B(a, b(c(z, x, y), a)) → C(y, z, a)
C(f(c(a, y, a)), x, z) → B(y, b(x, a))
The remaining pairs can at least be oriented weakly.
Used ordering: Combined order from the following AFS and order.
B(x1, x2)  =  B(x1, x2)
a  =  a
b(x1, x2)  =  b(x1, x2)
c(x1, x2, x3)  =  c(x1, x2, x3)
C(x1, x2, x3)  =  C(x1, x2)
f(x1)  =  f(x1)

Lexicographic path order with status [LPO].
Quasi-Precedence:
c3 > [B2, a, b2, C2]
f1 > [B2, a, b2, C2]

Status:
B2: [1,2]
a: []
b2: [2,1]
c3: [1,2,3]
C2: [1,2]
f1: [1]


The following usable rules [FROCOS05] were oriented: none

(7) Obligation:

Q DP problem:
P is empty.
The TRS R consists of the following rules:

b(a, b(c(z, x, y), a)) → b(b(z, c(y, z, a)), x)
f(c(a, b(b(z, a), y), x)) → f(c(x, b(z, x), y))
c(f(c(a, y, a)), x, z) → f(b(b(z, z), f(b(y, b(x, a)))))

Q is empty.
We have to consider all minimal (P,Q,R)-chains.

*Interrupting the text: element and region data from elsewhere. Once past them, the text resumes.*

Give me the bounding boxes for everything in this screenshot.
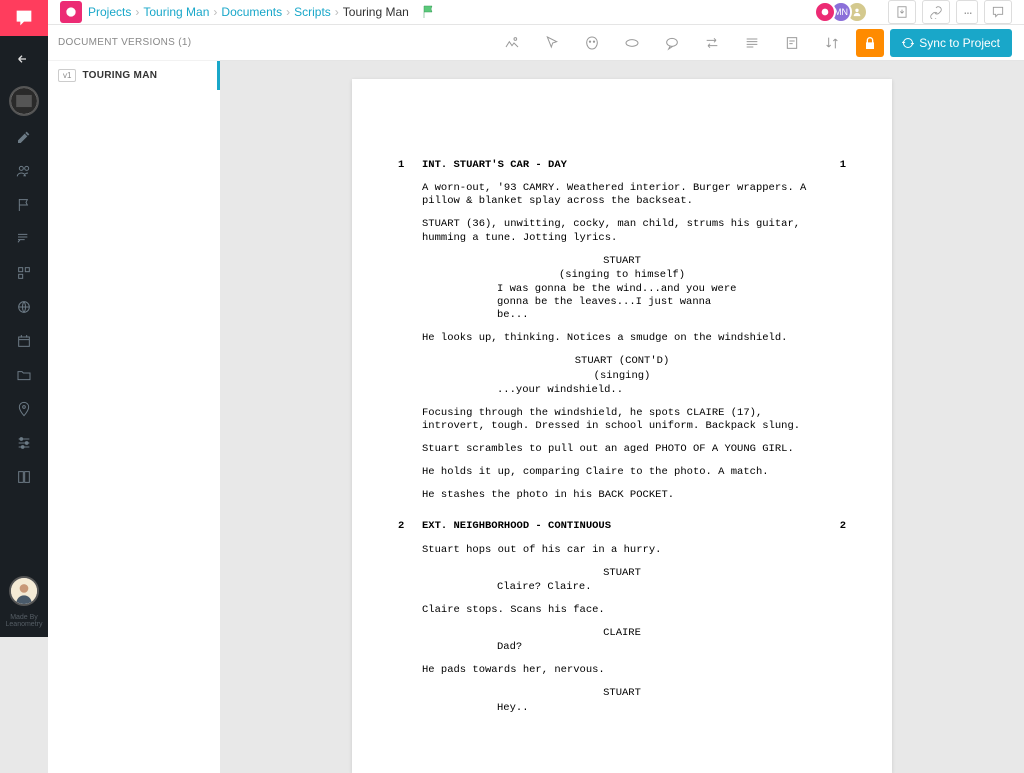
action-line[interactable]: A worn-out, '93 CAMRY. Weathered interio… (422, 182, 822, 208)
lock-button[interactable] (856, 29, 884, 57)
character-name[interactable]: CLAIRE (422, 627, 822, 640)
note-icon[interactable] (772, 25, 812, 61)
folder-icon[interactable] (0, 358, 48, 392)
version-item[interactable]: v1 TOURING MAN (48, 61, 220, 90)
status-flag-icon[interactable] (421, 4, 437, 20)
export-button[interactable] (888, 0, 916, 24)
action-line[interactable]: Stuart hops out of his car in a hurry. (422, 544, 822, 557)
people-icon[interactable] (0, 154, 48, 188)
versions-header: DOCUMENT VERSIONS (1) (48, 25, 220, 61)
collaborator-chips[interactable]: MN (820, 1, 868, 23)
chat-lines-icon[interactable] (0, 222, 48, 256)
action-line[interactable]: Focusing through the windshield, he spot… (422, 407, 822, 433)
action-line[interactable]: Stuart scrambles to pull out an aged PHO… (422, 443, 822, 456)
brand-chip[interactable] (60, 1, 82, 23)
character-name[interactable]: STUART (CONT'D) (422, 355, 822, 368)
user-avatar[interactable] (9, 576, 39, 606)
crumb-scripts[interactable]: Scripts (294, 5, 331, 19)
globe-icon[interactable] (0, 290, 48, 324)
action-line[interactable]: Claire stops. Scans his face. (422, 604, 822, 617)
location-icon[interactable] (0, 392, 48, 426)
cursor-icon[interactable] (532, 25, 572, 61)
chevron-right-icon: › (286, 5, 290, 19)
link-button[interactable] (922, 0, 950, 24)
crumb-projects[interactable]: Projects (88, 5, 131, 19)
character-name[interactable]: STUART (422, 567, 822, 580)
book-icon[interactable] (0, 460, 48, 494)
action-line[interactable]: STUART (36), unwitting, cocky, man child… (422, 218, 822, 244)
character-name[interactable]: STUART (422, 687, 822, 700)
dialogue-line[interactable]: I was gonna be the wind...and you were g… (497, 283, 747, 322)
image-icon[interactable] (492, 25, 532, 61)
comment-icon[interactable] (652, 25, 692, 61)
sync-label: Sync to Project (919, 36, 1000, 50)
scene-heading[interactable]: 1INT. STUART'S CAR - DAY1 (398, 159, 846, 172)
dialogue-line[interactable]: Claire? Claire. (497, 581, 747, 594)
dialogue-line[interactable]: Dad? (497, 641, 747, 654)
comments-button[interactable] (984, 0, 1012, 24)
action-line[interactable]: He looks up, thinking. Notices a smudge … (422, 332, 822, 345)
script-page[interactable]: 1INT. STUART'S CAR - DAY1 A worn-out, '93… (352, 79, 892, 773)
version-badge: v1 (58, 69, 76, 82)
app-header: Projects › Touring Man › Documents › Scr… (48, 0, 1024, 25)
chevron-right-icon: › (135, 5, 139, 19)
chevron-right-icon: › (213, 5, 217, 19)
versions-panel: DOCUMENT VERSIONS (1) v1 TOURING MAN (48, 25, 220, 773)
nav-rail: Made ByLeanometry (0, 0, 48, 637)
sliders-icon[interactable] (0, 426, 48, 460)
swap-icon[interactable] (692, 25, 732, 61)
scene-heading[interactable]: 2EXT. NEIGHBORHOOD - CONTINUOUS2 (398, 520, 846, 533)
mask-icon[interactable] (572, 25, 612, 61)
action-line[interactable]: He stashes the photo in his BACK POCKET. (422, 489, 822, 502)
breadcrumb: Projects › Touring Man › Documents › Scr… (88, 5, 409, 19)
more-button[interactable]: ··· (956, 0, 978, 24)
align-icon[interactable] (732, 25, 772, 61)
character-name[interactable]: STUART (422, 255, 822, 268)
action-line[interactable]: He holds it up, comparing Claire to the … (422, 466, 822, 479)
dialogue-line[interactable]: Hey.. (497, 702, 747, 715)
user-chip-1[interactable] (814, 1, 836, 23)
version-name: TOURING MAN (82, 70, 157, 81)
edit-icon[interactable] (0, 120, 48, 154)
crumb-documents[interactable]: Documents (221, 5, 282, 19)
parenthetical[interactable]: (singing to himself) (422, 269, 822, 282)
action-line[interactable]: He pads towards her, nervous. (422, 664, 822, 677)
calendar-icon[interactable] (0, 324, 48, 358)
back-arrow-icon[interactable] (0, 42, 48, 76)
puzzle-icon[interactable] (0, 256, 48, 290)
loop-icon[interactable] (612, 25, 652, 61)
sort-icon[interactable] (812, 25, 852, 61)
flag-icon[interactable] (0, 188, 48, 222)
parenthetical[interactable]: (singing) (422, 370, 822, 383)
project-thumbnail[interactable] (9, 86, 39, 116)
editor-toolbar: Sync to Project (220, 25, 1024, 61)
crumb-current: Touring Man (343, 5, 409, 19)
chevron-right-icon: › (335, 5, 339, 19)
crumb-project[interactable]: Touring Man (143, 5, 209, 19)
sync-button[interactable]: Sync to Project (890, 29, 1012, 57)
dialogue-line[interactable]: ...your windshield.. (497, 384, 747, 397)
footer-credit: Made ByLeanometry (6, 610, 43, 633)
app-logo[interactable] (0, 0, 48, 36)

(8) PisEmptyProof (EQUIVALENT transformation)

The TRS P is empty. Hence, there is no (P,Q,R) chain.

(9) TRUE

(10) Obligation:

Q DP problem:
The TRS P consists of the following rules:

F(c(a, b(b(z, a), y), x)) → F(c(x, b(z, x), y))

The TRS R consists of the following rules:

b(a, b(c(z, x, y), a)) → b(b(z, c(y, z, a)), x)
f(c(a, b(b(z, a), y), x)) → f(c(x, b(z, x), y))
c(f(c(a, y, a)), x, z) → f(b(b(z, z), f(b(y, b(x, a)))))

Q is empty.
We have to consider all minimal (P,Q,R)-chains.